The debate on oil sands shipments is polarized between those who say that all pipelines are bad and those who say that all pipelines are good. Canada needs a balanced approach to energy and the environment—

Natural ResourcesAdjournment Proceedings

6:40 p.m.


The Acting Speaker Conservative Barry Devolin

Order, please. The hon. parliamentary secretary.

Natural ResourcesAdjournment Proceedings

6:40 p.m.

Saskatoon—Rosetown—Biggar Saskatchewan


Kelly Block ConservativeParliamentary Secretary to the Minister of Natural Resources

Mr. Speaker, as the member knows, Canada is focused on expanding our energy export markets so we can benefit from the world price of oil. Due to the difference between Canadian and world prices for oil, Canadian oil producers lost over $13 billion in revenue in 2012. That differential also meant lower revenue for governments that could have gone into housing and hospitals, health care and other vital infrastructure.

The solution, of course, is to expand Canada's energy infrastructure, including through the construction of pipelines: pipelines to relieve the bottlenecks in the U.S. that cause those price differentials; pipelines to bring oil from western Canada to eastern Canada; and pipelines to deliver our energy to tidewater where it can reach new markets abroad.

Our government's responsible resource development plan is aimed squarely at addressing these issues, developing Canada's resources, creating jobs and growing our economy. Global energy demand is expected to increase by 37% from 2012 to 2040, and Canada is well positioned to support that demand. However, without the infrastructure to move the product to offshore markets, our oil will be stranded in North America.

Getting access to these markets means building new infrastructure. Through the plan for responsible resource development, the Government of Canada is taking key steps to diversify Canada's energy export markets east and west, while improving the efficiency of regulatory processes, strengthening environmental protection and aboriginal engagement and participation in resource development.

Every day, energy products travel safely through 72,000 kilometres of federally regulated pipelines.

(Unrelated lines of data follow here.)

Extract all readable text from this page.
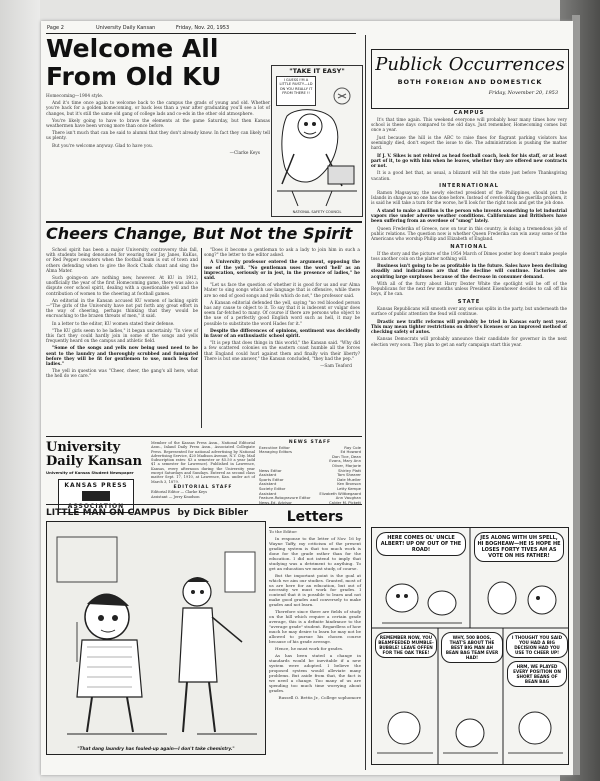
Page 2	University Daily Kansan	Friday, Nov. 20, 1953
Welcome All
From Old KU

Homecoming—1904 style.

And it's time once again to welcome back to the campus the grads of young and old. Whether you're back for a golden homecoming, or back less than a year after graduating you'll see a lot of changes, but it's still the same old gang of college lads and co-eds in the other old atmosphere.

You're likely going to have to brave the elements at the game Saturday, but then Kansas weathermen have been wrong more than once before.

There isn't much that can be said to alumni that they don't already know. In fact they can likely tell us plenty.

But you're welcome anyway. Glad to have you.

—Clarke Keys

"TAKE IT EASY"
I GUESS I'M A LITTLE RUSTY—LD ON YOU REALLY IT FROM THERE !!
NATIONAL SAFETY COUNCIL
Cheers Change, But Not the Spirit

School spirit has been a major University controversy this fall, with students being denounced for wearing their Jay Janes, KuKus, or Red Pepper sweaters when the football team is out of town and others defending when to give the Rock Chalk chant and sing the Alma Mater.

Such goings-on are nothing new, however. At KU in 1912, unofficially the year of the first Homecoming game, there was also a dispute over school spirit, dealing with a questionable yell and the contribution of women to the cheering at football games.

An editorial in the Kansan accused KU women of lacking spirit—"The girls of the University have not put forth any great effort in the way of cheering, perhaps thinking that they would be encroaching to the brazen threats of men," it said.

In a letter to the editor, KU women stated their defense.

"The KU girls seem to be ladies," it began uncertainly. "In view of this fact they could hardly join in some of the songs and yells frequently heard on the campus and athletic field.

"Some of the songs and yells now being used need to be sent to the laundry and thoroughly scrubbed and fumigated before they will be fit for gentlemen to use, much less for ladies."

The yell in question was "Cheer, cheer, the gang's all here, what the hell do we care."

"Does it become a gentleman to ask a lady to join him in such a song?" the letter to the editor asked.

A University professor entered the argument, opposing the use of the yell. "No gentleman uses the word 'hell' as an imprecation, seriously or in jest, in the presence of ladies," he said.

"Let us face the question of whether it is good for us and our Alma Mater to sing songs which use language that is offensive, while there are no end of good songs and yells which do not," the professor said.

A Kansan editorial defended the yell, saying "no red blooded person has any cause to object to it. To say that it is indecent or vulgar does seem far-fetched to many. Of course if there are persons who object to the use of a perfectly good English word such as hell, it may be possible to substitute the word Hades for it."

Despite the differences of opinions, sentiment was decidedly in favor of an enthusiastic school spirit.

"It is pep that does things in this world," the Kansan said. "Why did a few scattered colonies on the eastern coast humble all the forces that England could hurl against them and finally win their liberty? There is but one answer," the Kansan concluded, "they had the pep."

—Sam Teaford

University Daily Kansan
University of Kansas Student Newspaper
KANSAS PRESS
ASSOCIATION
Member of the Kansas Press Assn., National Editorial Assn., Inland Daily Press Assn., Associated Collegiate Press. Represented for national advertising by National Advertising Service, 420 Madison Avenue, N.Y. City. Mail Subscription rates: $3 a semester or $5.50 a year (add $1 a semester for Lawrence). Published in Lawrence, Kansas, every afternoon during the University year except Saturdays and Sundays. Entered as second class matter Sept. 17, 1910, at Lawrence, Kan. under act of March 3, 1879.
EDITORIAL STAFF
Editorial Editor — Clarke Keys
Assistant — Jerry Knudson
NEWS STAFF
Executive Editor	Ray Cole
Managing Editors	Ed Howard
Don Tice, Dean
Evans, Mary Ann
Oliver, Marjorie
News Editor	Shirley Platt
Assistant	Tom Shearer
Sports Editor	Dale Mueller
Assistant	Ken Bronson
Society Editor	Letty Kempe
Assistant	Elizabeth Wiltbegaard
Feature-Rotogravure Editor	Ann Vaughan
News-Ed. Advisor	Calder M. Pickett
LITTLE MAN ON CAMPUS by Dick Bibler
"That dang laundry has fouled-up again—I don't take chemistry."
Letters

To the Editor:

In response to the letter of Nov. 16 by Wayne Taffy, my criticism of the present grading system is that too much work is done for the grade rather than for the education. I did not intend to imply that studying was a detriment to anything. To get an education we must study, of course.

But the important point is the goal at which we aim our studies. Granted, most of us are here for an education, but out of necessity we must work for grades. I contend that it is possible to learn and not make good grades and conversely to make grades and not learn.

Therefore since there are fields of study on the hill which require a certain grade average, this is a definite hindrance to the "average grade" student. Regardless of how much he may desire to learn he may not be allowed to pursue his chosen course because of his grade average.

Hence, he must work for grades.

As has been stated a change in standards would be inevitable if a new system were adopted. I believe the proposed system would alleviate many problems. But aside from that, the fact is we need a change. Too many of us are spending too much time worrying about grades.

Russell O. Bettis Jr., College sophomore

Publick Occurrences
BOTH FOREIGN AND DOMESTICK
Friday, November 20, 1953
CAMPUS

It's that time again. This weekend everyone will probably hear many times how very school is these days compared to the old days. Just remember, Homecoming comes but once a year.

Just because the hill is the ABC to raise fines for flagrant parking violators has seemingly died, don't expect the issue to die. The administration is pushing the matter hard.

If J. V. Sikes is not rehired as head football coach, look for his staff, or at least part of it, to go with him when he leaves, whether they are offered new contracts or not.

It is a good bet that, as usual, a blizzard will hit the state just before Thanksgiving vacation.

INTERNATIONAL

Ramon Magsaysay, the newly elected president of the Philippines, should put the Islands in shape as no one has done before. Instead of overlooking the guerilla problem, it is said he will take a turn for the worse, he'll look for the right tools and get the job done.

A stand to make a million is the person who invents something to let industrial vapors rise under adverse weather conditions. Californians and Britishers have been suffering from an overdose of "smog" lately.

Queen Frederika of Greece, now on tour in this country, is doing a tremendous job of public relations. The question now is whether Queen Frederika can win away some of the Americans who worship Philip and Elizabeth of England.

NATIONAL

If the story and the picture of the 1954 March of Dimes poster boy doesn't make people toss another coin on the platter nothing will.

Business isn't going to be as profitable in the future. Sales have been declining steadily and indications are that the decline will continue. Factories are acquiring large surpluses because of the decrease in consumer demand.

With all of the furry about Harry Dexter White the spotlight will be off of the Republicans for the next few months unless President Eisenhower decides to call off his boys, if he can.

STATE

Kansas Republicans will smooth over any serious splits in the party, but underneath the surface of public attention the feud will continue.

Drastic new traffic reforms will probably be tried in Kansas early next year. This may mean tighter restrictions on driver's licenses or an improved method of checking safety of autos.

Kansas Democrats will probably announce their candidate for governor in the next election very soon. They plan to get an early campaign start this year.

HERE COMES OL' UNCLE ALBERT! UP ON' OUT OF THE ROAD!
JES ALONG WITH UH SPELL, HI BOGHEAW—HE IS HOPE HE LOSES FORTY TIVES AH AS VOTE ON HIS FATHER!
REMEMBER NOW, YOU BEAMFEEDED MUMBLE-BUBBLE! LEAVE OFFEN FOR THE OAK TREE!
WHY, 500 BOOS, THAT'S ABOUT THE BEST BIG MAN AH BEAN BAG TEAM EVER HAD!
I THOUGHT YOU SAID YOU HAD A BIG DECISION HAD YOU USE TO CHEER UP!
HRM, WE PLAYED EVERY POSITION ON SHORT BEANS OF BEAN BAG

In fact, our world-class safety system boasts a safety record of 99.999%. However, we will not be satisfied until that number is 100%, which is why we have put forward new legislation to strengthen our safety system in areas of prevention, preparedness and response, and liability and compensation.

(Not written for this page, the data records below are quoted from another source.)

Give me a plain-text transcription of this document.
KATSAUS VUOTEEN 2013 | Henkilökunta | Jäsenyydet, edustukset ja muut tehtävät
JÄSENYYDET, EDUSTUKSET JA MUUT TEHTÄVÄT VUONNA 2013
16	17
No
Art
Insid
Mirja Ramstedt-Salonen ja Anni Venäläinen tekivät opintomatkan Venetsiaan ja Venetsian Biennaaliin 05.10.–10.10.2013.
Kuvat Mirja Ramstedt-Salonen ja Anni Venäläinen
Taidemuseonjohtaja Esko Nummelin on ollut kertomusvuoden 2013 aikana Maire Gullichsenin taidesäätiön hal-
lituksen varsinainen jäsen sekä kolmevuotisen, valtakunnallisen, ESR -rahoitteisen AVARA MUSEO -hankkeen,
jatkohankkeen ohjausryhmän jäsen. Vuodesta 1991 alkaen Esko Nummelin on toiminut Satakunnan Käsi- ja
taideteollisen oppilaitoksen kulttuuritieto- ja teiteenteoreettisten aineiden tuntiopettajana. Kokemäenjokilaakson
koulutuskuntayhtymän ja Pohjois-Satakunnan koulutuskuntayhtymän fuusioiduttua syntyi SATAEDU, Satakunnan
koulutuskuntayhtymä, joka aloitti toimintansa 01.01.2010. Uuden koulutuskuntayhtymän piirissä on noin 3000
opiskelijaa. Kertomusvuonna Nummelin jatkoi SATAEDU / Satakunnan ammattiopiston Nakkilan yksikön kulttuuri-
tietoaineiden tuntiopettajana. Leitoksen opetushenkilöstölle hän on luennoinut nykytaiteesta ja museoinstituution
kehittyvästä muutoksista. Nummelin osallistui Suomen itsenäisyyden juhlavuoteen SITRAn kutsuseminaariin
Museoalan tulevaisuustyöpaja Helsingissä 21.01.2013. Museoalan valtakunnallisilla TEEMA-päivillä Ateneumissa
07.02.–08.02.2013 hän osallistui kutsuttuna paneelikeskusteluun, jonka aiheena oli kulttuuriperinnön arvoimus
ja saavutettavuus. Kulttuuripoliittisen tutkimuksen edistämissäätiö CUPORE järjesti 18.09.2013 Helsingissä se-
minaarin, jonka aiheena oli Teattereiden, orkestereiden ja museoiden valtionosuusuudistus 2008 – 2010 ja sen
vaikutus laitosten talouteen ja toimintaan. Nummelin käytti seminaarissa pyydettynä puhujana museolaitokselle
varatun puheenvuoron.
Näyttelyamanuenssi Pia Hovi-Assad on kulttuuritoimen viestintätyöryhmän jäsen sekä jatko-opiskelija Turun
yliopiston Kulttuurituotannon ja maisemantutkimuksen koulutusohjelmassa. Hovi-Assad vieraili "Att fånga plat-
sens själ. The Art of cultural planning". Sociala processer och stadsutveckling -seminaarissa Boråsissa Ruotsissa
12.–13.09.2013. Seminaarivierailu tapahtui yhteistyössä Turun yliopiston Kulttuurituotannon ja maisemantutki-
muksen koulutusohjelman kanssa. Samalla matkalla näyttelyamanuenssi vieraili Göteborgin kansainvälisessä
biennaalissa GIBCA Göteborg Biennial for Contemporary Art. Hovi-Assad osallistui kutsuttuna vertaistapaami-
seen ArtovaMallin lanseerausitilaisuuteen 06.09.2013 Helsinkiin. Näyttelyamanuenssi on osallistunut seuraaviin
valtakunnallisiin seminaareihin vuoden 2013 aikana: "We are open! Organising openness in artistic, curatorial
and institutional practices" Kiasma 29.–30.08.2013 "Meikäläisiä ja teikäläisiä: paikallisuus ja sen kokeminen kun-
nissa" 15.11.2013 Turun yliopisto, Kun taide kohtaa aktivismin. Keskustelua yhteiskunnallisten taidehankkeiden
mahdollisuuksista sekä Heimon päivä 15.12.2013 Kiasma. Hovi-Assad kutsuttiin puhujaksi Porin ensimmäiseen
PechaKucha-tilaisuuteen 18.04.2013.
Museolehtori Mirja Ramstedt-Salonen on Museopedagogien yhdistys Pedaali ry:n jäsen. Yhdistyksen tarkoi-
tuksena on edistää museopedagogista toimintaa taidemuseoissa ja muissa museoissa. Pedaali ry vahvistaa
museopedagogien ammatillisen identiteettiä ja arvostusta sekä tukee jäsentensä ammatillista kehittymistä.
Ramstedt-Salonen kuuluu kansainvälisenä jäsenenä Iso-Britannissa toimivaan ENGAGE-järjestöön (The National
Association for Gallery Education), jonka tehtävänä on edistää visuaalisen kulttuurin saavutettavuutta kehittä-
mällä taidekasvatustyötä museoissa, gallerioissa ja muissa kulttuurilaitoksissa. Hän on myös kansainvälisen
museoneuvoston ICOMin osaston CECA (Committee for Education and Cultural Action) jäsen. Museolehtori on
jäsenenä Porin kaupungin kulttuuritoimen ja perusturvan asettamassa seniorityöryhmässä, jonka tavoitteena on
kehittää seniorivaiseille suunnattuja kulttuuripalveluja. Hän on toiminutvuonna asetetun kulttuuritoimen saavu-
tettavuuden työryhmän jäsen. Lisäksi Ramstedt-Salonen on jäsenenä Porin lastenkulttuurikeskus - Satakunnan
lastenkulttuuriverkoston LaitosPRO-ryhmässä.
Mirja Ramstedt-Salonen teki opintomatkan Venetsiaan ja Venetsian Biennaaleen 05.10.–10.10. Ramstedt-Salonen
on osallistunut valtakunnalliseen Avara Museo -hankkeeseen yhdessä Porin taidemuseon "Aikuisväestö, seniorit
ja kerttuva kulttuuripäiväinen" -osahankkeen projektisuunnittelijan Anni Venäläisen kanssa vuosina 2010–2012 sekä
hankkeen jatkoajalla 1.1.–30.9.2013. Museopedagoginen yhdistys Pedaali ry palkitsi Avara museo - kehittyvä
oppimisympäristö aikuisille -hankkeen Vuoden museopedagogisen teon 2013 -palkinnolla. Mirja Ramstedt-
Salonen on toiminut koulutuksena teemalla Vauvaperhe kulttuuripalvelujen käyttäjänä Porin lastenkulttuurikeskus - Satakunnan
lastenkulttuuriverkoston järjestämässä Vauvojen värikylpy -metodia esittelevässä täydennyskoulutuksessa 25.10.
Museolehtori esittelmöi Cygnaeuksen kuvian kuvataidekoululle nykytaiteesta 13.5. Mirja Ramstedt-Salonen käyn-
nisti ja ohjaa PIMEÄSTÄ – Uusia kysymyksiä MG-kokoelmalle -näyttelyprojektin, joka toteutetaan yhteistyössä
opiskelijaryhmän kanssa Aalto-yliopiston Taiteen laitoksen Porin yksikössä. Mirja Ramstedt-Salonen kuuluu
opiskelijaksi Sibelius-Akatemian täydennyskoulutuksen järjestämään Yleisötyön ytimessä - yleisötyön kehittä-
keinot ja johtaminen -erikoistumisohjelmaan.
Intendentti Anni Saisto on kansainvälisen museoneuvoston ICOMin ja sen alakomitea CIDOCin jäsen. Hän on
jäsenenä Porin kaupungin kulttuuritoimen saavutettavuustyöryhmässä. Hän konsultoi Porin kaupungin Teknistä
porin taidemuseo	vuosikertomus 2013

This government understands the importance of developing our pipeline capacity in Canada for Canadians. We want to see our producers get a competitive price for their product and have a safe means of transporting it to markets, both here in North America and around the world.

While we continue to monitor closely the recent decline in oil prices, we are also keeping our eye on the bigger picture and the longer view. We have been clear that projects will only be approved if they are proven safe for Canadians and for the environment. I look forward to the member's support for our pipeline safety legislation.